Comédie se déroulant au Pays de Galles, « Six pieds sous terre » de Ray French est une réflexion sur la prise du pouvoir par les plus faibles.
Aidan Walsh fait partie de ces ouvriers discrets, sérieux, fiers du travail bien fait. Il est employé dans l'usine de Sunny Jim. Une société récemment installée à Crindau, petite ville durement touchée par la crise. Aidan, avec quelques-uns de ses collègues et amis, a appris à la radio la fermeture prochaine de l'usine où il travaille. La direction, après avoir touché des millions de subvention pour s'installer au Pays de Galles, a décidé de délocaliser toute la production.
Dans quelques semaines, Aidan va se retrouver au chômage. Un coup dur pour cet homme déjà marqué par le destin. Sa femme, avec qui il a eu deux enfants, est morte d'une hémorragie cérébrale dans sa cuisine à moins de 40 ans. Depuis Aidan est seul, taciturne, presque aigri. Heureusement ses copains l'entraînent au pub. Et puis il a du élever ses deux enfants. Shauna, aujourd'hui psychanalyste et Dylan, jeune adulte, hésitant encore entre le journalisme, la publicité et le théâtre. Mais aujourd'hui, à l'annonce de la prochaine fermeture de l'usine, Aidan se dit qu'il n'a plus rien à perdre. Ce chômage c'est un peu la mort pour lui. Et il a une idée qui pourrait faire plier la direction de Sunny Jim. Il va s'enterrer vivant dans son jardin et ne ressortira de son cercueil (relié à l'extérieur grâce à un périscope) qu'en échange de l'abandon de la délocalisation...
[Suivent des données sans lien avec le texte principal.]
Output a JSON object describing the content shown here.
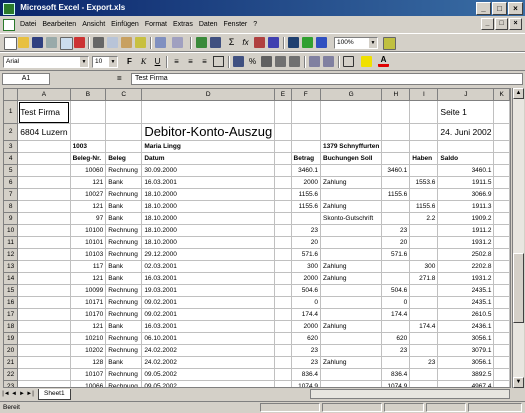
{
  "window": {
    "title": "Microsoft Excel - Export.xls",
    "controls": [
      "_",
      "□",
      "×"
    ]
  },
  "menu": {
    "items": [
      "Datei",
      "Bearbeiten",
      "Ansicht",
      "Einfügen",
      "Format",
      "Extras",
      "Daten",
      "Fenster",
      "?"
    ],
    "doc_controls": [
      "_",
      "□",
      "×"
    ]
  },
  "formatting": {
    "font": "Arial",
    "size": "10",
    "zoom": "100%"
  },
  "formula_bar": {
    "name_box": "A1",
    "equals": "=",
    "content": "Test Firma"
  },
  "columns": [
    "A",
    "B",
    "C",
    "D",
    "E",
    "F",
    "G",
    "H",
    "I",
    "J",
    "K"
  ],
  "rows": [
    {
      "n": "1",
      "cells": [
        "Test Firma",
        "",
        "",
        "",
        "",
        "",
        "",
        "",
        "",
        "Seite 1",
        ""
      ]
    },
    {
      "n": "2",
      "cells": [
        "6804 Luzern",
        "",
        "",
        "Debitor-Konto-Auszug",
        "",
        "",
        "",
        "",
        "",
        "24. Juni 2002",
        ""
      ]
    },
    {
      "n": "3",
      "cells": [
        "",
        "1003",
        "",
        "Maria Lingg",
        "",
        "",
        "1379 Schnyffurten",
        "",
        "",
        "",
        ""
      ]
    },
    {
      "n": "4",
      "cells": [
        "",
        "Beleg-Nr.",
        "Beleg",
        "Datum",
        "",
        "Betrag",
        "Buchungen Soll",
        "",
        "Haben",
        "Saldo",
        ""
      ]
    },
    {
      "n": "5",
      "cells": [
        "",
        "10060",
        "Rechnung",
        "30.09.2000",
        "",
        "3460.1",
        "",
        "3460.1",
        "",
        "3460.1",
        ""
      ]
    },
    {
      "n": "6",
      "cells": [
        "",
        "121",
        "Bank",
        "16.03.2001",
        "",
        "2000",
        "Zahlung",
        "",
        "1553.6",
        "1911.5",
        ""
      ]
    },
    {
      "n": "7",
      "cells": [
        "",
        "10027",
        "Rechnung",
        "18.10.2000",
        "",
        "1155.6",
        "",
        "1155.6",
        "",
        "3066.9",
        ""
      ]
    },
    {
      "n": "8",
      "cells": [
        "",
        "121",
        "Bank",
        "18.10.2000",
        "",
        "1155.6",
        "Zahlung",
        "",
        "1155.6",
        "1911.3",
        ""
      ]
    },
    {
      "n": "9",
      "cells": [
        "",
        "97",
        "Bank",
        "18.10.2000",
        "",
        "",
        "Skonto-Gutschrift",
        "",
        "2.2",
        "1909.2",
        ""
      ]
    },
    {
      "n": "10",
      "cells": [
        "",
        "10100",
        "Rechnung",
        "18.10.2000",
        "",
        "23",
        "",
        "23",
        "",
        "1911.2",
        ""
      ]
    },
    {
      "n": "11",
      "cells": [
        "",
        "10101",
        "Rechnung",
        "18.10.2000",
        "",
        "20",
        "",
        "20",
        "",
        "1931.2",
        ""
      ]
    },
    {
      "n": "12",
      "cells": [
        "",
        "10103",
        "Rechnung",
        "29.12.2000",
        "",
        "571.6",
        "",
        "571.6",
        "",
        "2502.8",
        ""
      ]
    },
    {
      "n": "13",
      "cells": [
        "",
        "117",
        "Bank",
        "02.03.2001",
        "",
        "300",
        "Zahlung",
        "",
        "300",
        "2202.8",
        ""
      ]
    },
    {
      "n": "14",
      "cells": [
        "",
        "121",
        "Bank",
        "16.03.2001",
        "",
        "2000",
        "Zahlung",
        "",
        "271.8",
        "1931.2",
        ""
      ]
    },
    {
      "n": "15",
      "cells": [
        "",
        "10099",
        "Rechnung",
        "19.03.2001",
        "",
        "504.6",
        "",
        "504.6",
        "",
        "2435.1",
        ""
      ]
    },
    {
      "n": "16",
      "cells": [
        "",
        "10171",
        "Rechnung",
        "09.02.2001",
        "",
        "0",
        "",
        "0",
        "",
        "2435.1",
        ""
      ]
    },
    {
      "n": "17",
      "cells": [
        "",
        "10170",
        "Rechnung",
        "09.02.2001",
        "",
        "174.4",
        "",
        "174.4",
        "",
        "2610.5",
        ""
      ]
    },
    {
      "n": "18",
      "cells": [
        "",
        "121",
        "Bank",
        "16.03.2001",
        "",
        "2000",
        "Zahlung",
        "",
        "174.4",
        "2436.1",
        ""
      ]
    },
    {
      "n": "19",
      "cells": [
        "",
        "10210",
        "Rechnung",
        "06.10.2001",
        "",
        "620",
        "",
        "620",
        "",
        "3056.1",
        ""
      ]
    },
    {
      "n": "20",
      "cells": [
        "",
        "10202",
        "Rechnung",
        "24.02.2002",
        "",
        "23",
        "",
        "23",
        "",
        "3079.1",
        ""
      ]
    },
    {
      "n": "21",
      "cells": [
        "",
        "128",
        "Bank",
        "24.02.2002",
        "",
        "23",
        "Zahlung",
        "",
        "23",
        "3056.1",
        ""
      ]
    },
    {
      "n": "22",
      "cells": [
        "",
        "10107",
        "Rechnung",
        "09.05.2002",
        "",
        "836.4",
        "",
        "836.4",
        "",
        "3892.5",
        ""
      ]
    },
    {
      "n": "23",
      "cells": [
        "",
        "10066",
        "Rechnung",
        "09.05.2002",
        "",
        "1074.9",
        "",
        "1074.9",
        "",
        "4967.4",
        ""
      ]
    }
  ],
  "sheet_tab": "Sheet1",
  "status": "Bereit",
  "nav_arrows": [
    "|◄",
    "◄",
    "►",
    "►|"
  ]
}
Angoisse dans les profondeurs
Ray French dresse le portrait d'une partie de cette Grande-Bretagne sociale et revendicatrice. Mais c'en est finit des grèves classiques. La lutte sociale doit prendre des chemins détournés pour intéresser l'opinion. Le coup d'éclat d'Aidan va se révéler être un coup de maître. L'ouvrier va quand même sérieusement angoisser, notamment quand ses amis ont cloué le cercueil : « Aidan frissonna en entendant les coups de marteau. C'était comme si les clous du couvercle s'étaient fixés dans son corps. Il glissa les mains sur les côtés, tendit les doigts et toucha les parois du cercueil. Le couvercle était à moins de dix centimètres au-dessus de son visage. Il leva les mains et le parcourut du bout des doigts. Il avait une marge d'une trentaine de centimètres en longueur, et d'une quinzaine en largeur. Univers restreint. »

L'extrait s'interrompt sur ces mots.